For each of the features i mentioned above we create the corresponding function , with the audio analysis as input we extracted with the help of spotipy.

In [10]:
# Calculates for each of the 12 pitch's the avg across the track's segments
def CalcPitch(song_analysis):
    # we create an empty list to store for each pitch it's value
    pitchesvalues =[0] * 12
    Totalvalues = 0 
    # we iterate all different segments
    for index in range(len(song_analysis['segments'])):
        if (song_analysis['segments'][index]['confidence'] >0.3):
            Totalvalues += 1 
            counter = 0 
        # we sum for all the different segments each pitch's value
            for pitch in song_analysis['segments'][index]['pitches']:
                pitchesvalues[counter] += pitch
                counter +=1
    # we get the average pitch's value for the whole song by diving with the amount of total segments        
    pitchesvalues[:] = [x / Totalvalues for x in pitchesvalues]        
# returns an array of 12 values , for the avg of the 12 pitch's across all segments
    return pitchesvalues

def CalcTimbre(song_analysis):
    # we create an empty list to store for each pitch it's value
    Timbrevalues =[0] * 12
    Totalvalues = 0 
    # we iterate all different segments
    for index in range(len(song_analysis['segments'])):
        if (song_analysis['segments'][index]['confidence'] >0.3):
            Totalvalues += 1
            counter = 0 
        # we sum for all the different segments each timbre's value
            for timbre in song_analysis['segments'][index]['timbre']:
                Timbrevalues[counter] += timbre
                counter +=1
    # we get the average pitch's value for the whole song by diving with the amount of total segments        
    Timbrevalues[:] = [x / Totalvalues for x in Timbrevalues]        
# returns an array of 12 values , for the avg of the 12 timbres's across all segments
    return Timbrevalues


# Calculates the average tatum duration 

def AVGTatum(song_analysis):
    tatumsum = 0 
#     for each of the available tatums
    countvalues = 0 
    for index in range(len(song_analysis['tatums'])):
        if (song_analysis['tatums'][index]['confidence'] >0.3):
            countvalues +=1
#    we sum every duration
            tatumsum += song_analysis['tatums'][index]['duration']
#    we divided by the amount of tatums to get the avg duration     
    tatumavg = tatumsum / countvalues
    return round(tatumavg,4)

# Calculates the total amount of segments in 1 track , recognizing only the ones with a confidence greater than point 3
def TotalSegments(song_analysis):
    sumsegments = 0 
    for index in range(len(song_analysis['segments'])):
        if (song_analysis['segments'][index]['confidence'] > 0.3):
            sumsegments += 1
    return sumsegments

# Calculates the total amount of sections in 1 track , recognizing only the ones with a confidence greated than point 3 
def TotalSections(song_analysis):
    sumsections = 0 
    for index in range(len(song_analysis['sections'])):
        if (song_analysis['sections'][index]['confidence'] > 0.3):
            sumsections += 1
    return sumsections


In [None]:
analysis = {}
counter = 0
while counter < len(all_track_ids):
#     select an id from the 13880 unique ones
    track = all_track_ids[counter]
# get the tracks track analysis from the api     
    song_analysis = sp.audio_analysis(track)

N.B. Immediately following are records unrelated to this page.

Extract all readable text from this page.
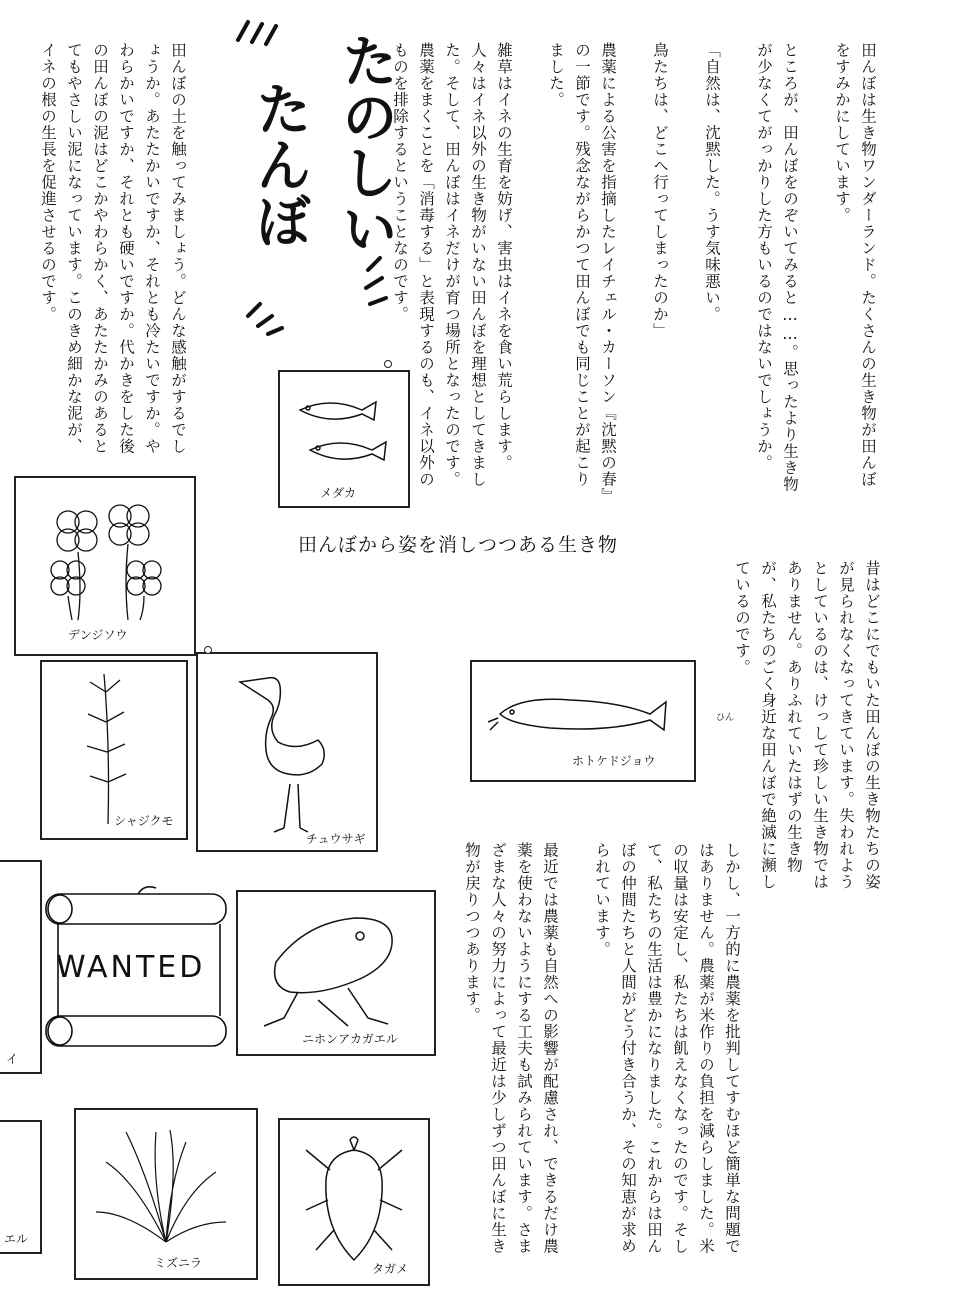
たのしい
たんぼ	田んぼは生き物ワンダーランド。たくさんの生き物が田んぼをすみかにしています。

ところが、田んぼをのぞいてみると……。思ったより生き物が少なくてがっかりした方もいるのではないでしょうか。

「自然は、沈黙した。うす気味悪い。

鳥たちは、どこへ行ってしまったのか」

農薬による公害を指摘したレイチェル・カーソン『沈黙の春』の一節です。残念ながらかつて田んぼでも同じことが起こりました。

雑草はイネの生育を妨げ、害虫はイネを食い荒らします。人々はイネ以外の生き物がいない田んぼを理想としてきました。そして、田んぼはイネだけが育つ場所となったのです。農薬をまくことを「消毒する」と表現するのも、イネ以外のものを排除するということなのです。

田んぼの土を触ってみましょう。どんな感触がするでしょうか。あたたかいですか、それとも冷たいですか。やわらかいですか、それとも硬いですか。代かきをした後の田んぼの泥はどこかやわらかく、あたたかみのあるとてもやさしい泥になっています。このきめ細かな泥が、イネの根の生長を促進させるのです。

田んぼから姿を消しつつある生き物

昔はどこにでもいた田んぼの生き物たちの姿が見られなくなってきています。失われようとしているのは、けっして珍しい生き物ではありません。ありふれていたはずの生き物が、私たちのごく身近な田んぼで絶滅に瀕しているのです。

ひん

しかし、一方的に農薬を批判してすむほど簡単な問題ではありません。農薬が米作りの負担を減らしました。米の収量は安定し、私たちは飢えなくなったのです。そして、私たちの生活は豊かになりました。これからは田んぼの仲間たちと人間がどう付き合うか、その知恵が求められています。

最近では農薬も自然への影響が配慮され、できるだけ農薬を使わないようにする工夫も試みられています。さまざまな人々の努力によって最近は少しずつ田んぼに生き物が戻りつつあります。

メダカ
デンジソウ
シャジクモ
チュウサギ
ホトケドジョウ
WANTED
ニホンアカガエル
ミズニラ	タガメ
イ
エル
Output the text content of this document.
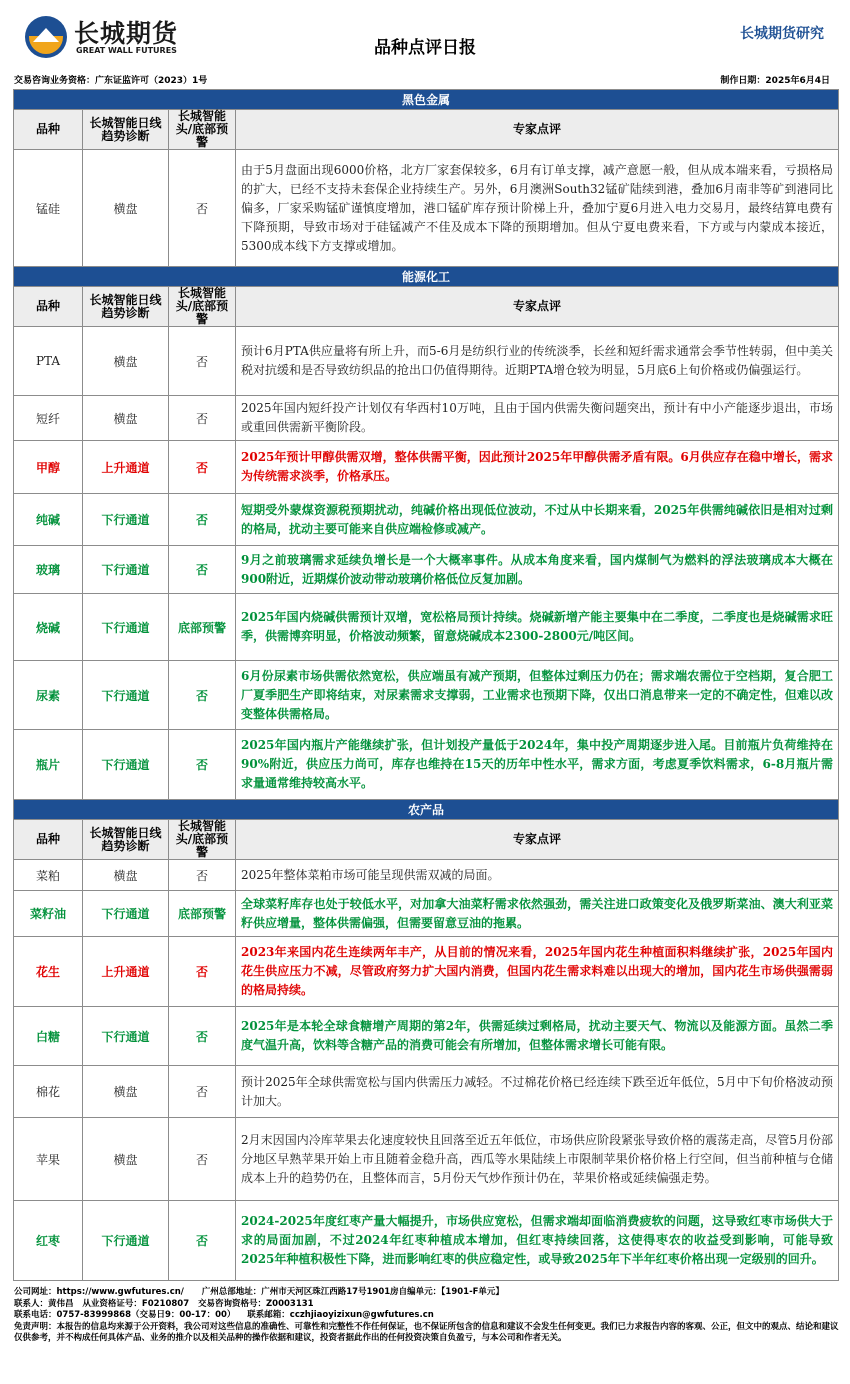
长城期货
GREAT WALL FUTURES	品种点评日报
长城期货研究
交易咨询业务资格：广东证监许可（2023）1号	制作日期：2025年6月4日
黑色金属			
品种	长城智能日线趋势诊断	长城智能头/底部预警	专家点评
锰硅	横盘	否	由于5月盘面出现6000价格，北方厂家套保较多，6月有订单支撑，减产意愿一般，但从成本端来看，亏损格局的扩大，已经不支持未套保企业持续生产。另外，6月澳洲South32锰矿陆续到港，叠加6月南非等矿到港同比偏多，厂家采购锰矿谨慎度增加，港口锰矿库存预计阶梯上升，叠加宁夏6月进入电力交易月，最终结算电费有下降预期，导致市场对于硅锰减产不佳及成本下降的预期增加。但从宁夏电费来看，下方或与内蒙成本接近，5300成本线下方支撑或增加。
能源化工			
品种	长城智能日线趋势诊断	长城智能头/底部预警	专家点评
PTA	横盘	否	预计6月PTA供应量将有所上升，而5-6月是纺织行业的传统淡季，长丝和短纤需求通常会季节性转弱，但中美关税对抗缓和是否导致纺织品的抢出口仍值得期待。近期PTA增仓较为明显，5月底6上旬价格或仍偏强运行。
短纤	横盘	否	2025年国内短纤投产计划仅有华西村10万吨，且由于国内供需失衡问题突出，预计有中小产能逐步退出，市场或重回供需新平衡阶段。
甲醇	上升通道	否	2025年预计甲醇供需双增，整体供需平衡，因此预计2025年甲醇供需矛盾有限。6月供应存在稳中增长，需求为传统需求淡季，价格承压。
纯碱	下行通道	否	短期受外蒙煤资源税预期扰动，纯碱价格出现低位波动，不过从中长期来看，2025年供需纯碱依旧是相对过剩的格局，扰动主要可能来自供应端检修或减产。
玻璃	下行通道	否	9月之前玻璃需求延续负增长是一个大概率事件。从成本角度来看，国内煤制气为燃料的浮法玻璃成本大概在900附近，近期煤价波动带动玻璃价格低位反复加剧。
烧碱	下行通道	底部预警	2025年国内烧碱供需预计双增，宽松格局预计持续。烧碱新增产能主要集中在二季度，二季度也是烧碱需求旺季，供需博弈明显，价格波动频繁，留意烧碱成本2300-2800元/吨区间。
尿素	下行通道	否	6月份尿素市场供需依然宽松，供应端虽有减产预期，但整体过剩压力仍在；需求端农需位于空档期，复合肥工厂夏季肥生产即将结束，对尿素需求支撑弱，工业需求也预期下降，仅出口消息带来一定的不确定性，但难以改变整体供需格局。
瓶片	下行通道	否	2025年国内瓶片产能继续扩张，但计划投产量低于2024年，集中投产周期逐步进入尾。目前瓶片负荷维持在90%附近，供应压力尚可，库存也维持在15天的历年中性水平，需求方面，考虑夏季饮料需求，6-8月瓶片需求量通常维持较高水平。
农产品			
品种	长城智能日线趋势诊断	长城智能头/底部预警	专家点评
菜粕	横盘	否	2025年整体菜粕市场可能呈现供需双减的局面。
菜籽油	下行通道	底部预警	全球菜籽库存也处于较低水平，对加拿大油菜籽需求依然强劲，需关注进口政策变化及俄罗斯菜油、澳大利亚菜籽供应增量，整体供需偏强，但需要留意豆油的拖累。
花生	上升通道	否	2023年来国内花生连续两年丰产，从目前的情况来看，2025年国内花生种植面积料继续扩张，2025年国内花生供应压力不减，尽管政府努力扩大国内消费，但国内花生需求料难以出现大的增加，国内花生市场供强需弱的格局持续。
白糖	下行通道	否	2025年是本轮全球食糖增产周期的第2年，供需延续过剩格局，扰动主要天气、物流以及能源方面。虽然二季度气温升高，饮料等含糖产品的消费可能会有所增加，但整体需求增长可能有限。
棉花	横盘	否	预计2025年全球供需宽松与国内供需压力减轻。不过棉花价格已经连续下跌至近年低位，5月中下旬价格波动预计加大。
苹果	横盘	否	2月末因国内冷库苹果去化速度较快且回落至近五年低位，市场供应阶段紧张导致价格的震荡走高，尽管5月份部分地区早熟苹果开始上市且随着金稳升高，西瓜等水果陆续上市限制苹果价格价格上行空间，但当前种植与仓储成本上升的趋势仍在，且整体而言，5月份天气炒作预计仍在，苹果价格或延续偏强走势。
红枣	下行通道	否	2024-2025年度红枣产量大幅提升，市场供应宽松，但需求端却面临消费疲软的问题，这导致红枣市场供大于求的局面加剧，不过2024年红枣种植成本增加，但红枣持续回落，这使得枣农的收益受到影响，可能导致2025年种植积极性下降，进而影响红枣的供应稳定性，或导致2025年下半年红枣价格出现一定级别的回升。
公司网址：https://www.gwfutures.cn/ 广州总部地址：广州市天河区珠江西路17号1901房自编单元：【1901-F单元】
联系人：黄伟昌 从业资格证号：F0210807 交易咨询资格号：Z0003131
联系电话：0757-83999868（交易日9：00-17：00） 联系邮箱：cczhjiaoyizixun@gwfutures.cn
免责声明：本报告的信息均来源于公开资料，我公司对这些信息的准确性、可靠性和完整性不作任何保证，也不保证所包含的信息和建议不会发生任何变更。我们已力求报告内容的客观、公正，但文中的观点、结论和建议仅供参考，并不构成任何具体产品、业务的推介以及相关品种的操作依据和建议，投资者据此作出的任何投资决策自负盈亏，与本公司和作者无关。
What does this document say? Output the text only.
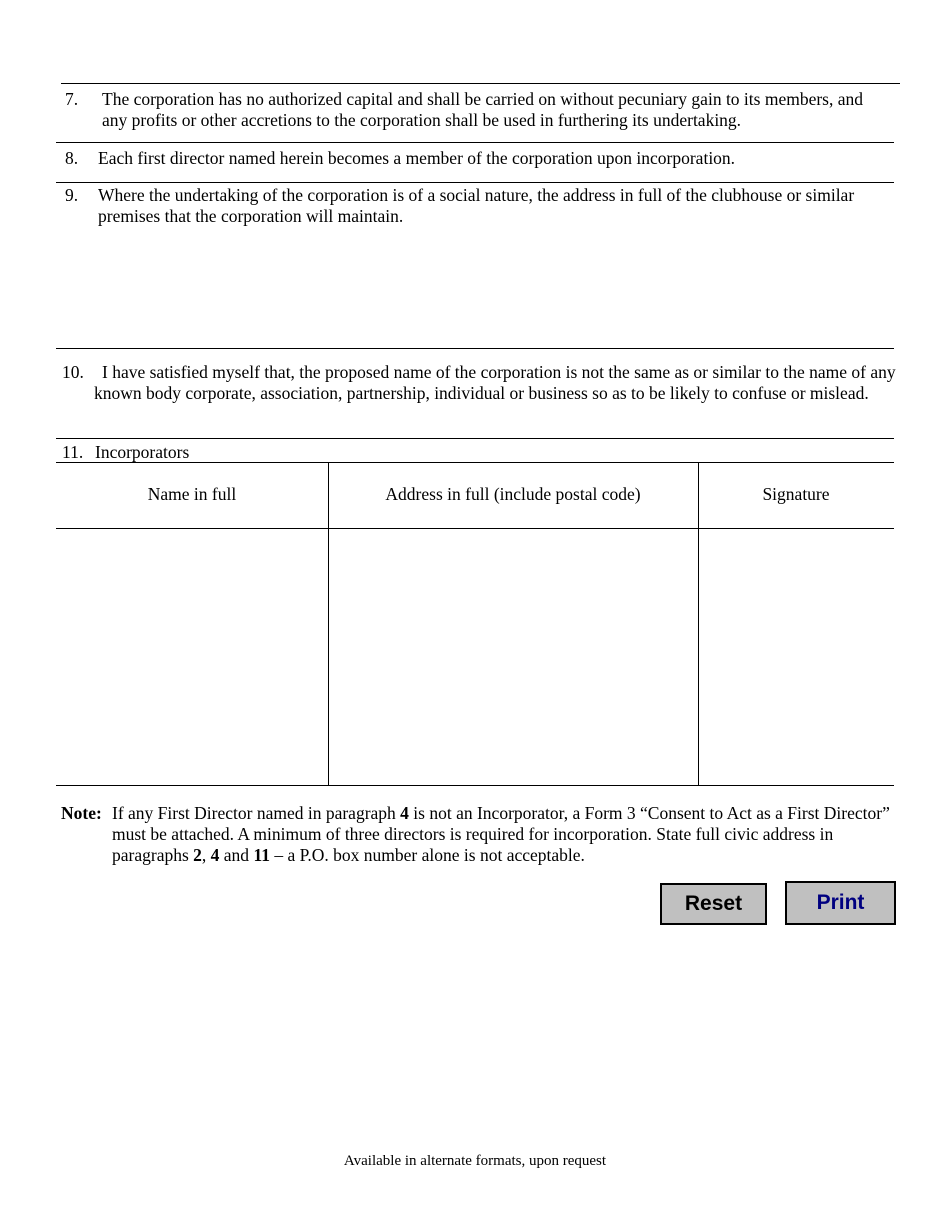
7. The corporation has no authorized capital and shall be carried on without pecuniary gain to its members, and any profits or other accretions to the corporation shall be used in furthering its undertaking.
8. Each first director named herein becomes a member of the corporation upon incorporation.
9. Where the undertaking of the corporation is of a social nature, the address in full of the clubhouse or similar premises that the corporation will maintain.
10.	I have satisfied myself that, the proposed name of the corporation is not the same as or similar to the name of any known body corporate, association, partnership, individual or business so as to be likely to confuse or mislead.
11. Incorporators
Name in full	Address in full (include postal code)	Signature
Note: If any First Director named in paragraph 4 is not an Incorporator, a Form 3 “Consent to Act as a First Director” must be attached. A minimum of three directors is required for incorporation. State full civic address in paragraphs 2, 4 and 11 – a P.O. box number alone is not acceptable.
Reset	Print
Available in alternate formats, upon request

# Now we use the functions we created and calculate the features for all unique id's 
    EngineeredFeatures = {}
    EngineeredFeatures['TotalSegments'] = TotalSegments(song_analysis)
    EngineeredFeatures['TotalSections'] = TotalSections(song_analysis)   
    EngineeredFeatures['AvgTatumDuration'] = AVGTatum(song_analysis)
# We get the 12 values for Pitch and Timbre
    Pitch12 = CalcPitch(song_analysis)
    Timbre12 = CalcTimbre(song_analysis)
    for index in range(len(Pitch12)):
        EngineeredFeatures['Pitch'+str(index+1)] = Pitch12[index]
    for index in range(len(Pitch12)):
        EngineeredFeatures['Timbre'+str(index+1)] = Timbre12[index]
  
    analysis.update({ track: EngineeredFeatures })
    counter += 1
analysisDF = pd.DataFrame.from_dict(analysis, orient='index')

Now we join the features from the audio features and the audio analysis , and export it to csv to use it in our analysis in the notebook . 

In [None]:
JoinedDF = tracks.join(analysisDF)
JoinedDF.to_csv("TrackFeatures.csv")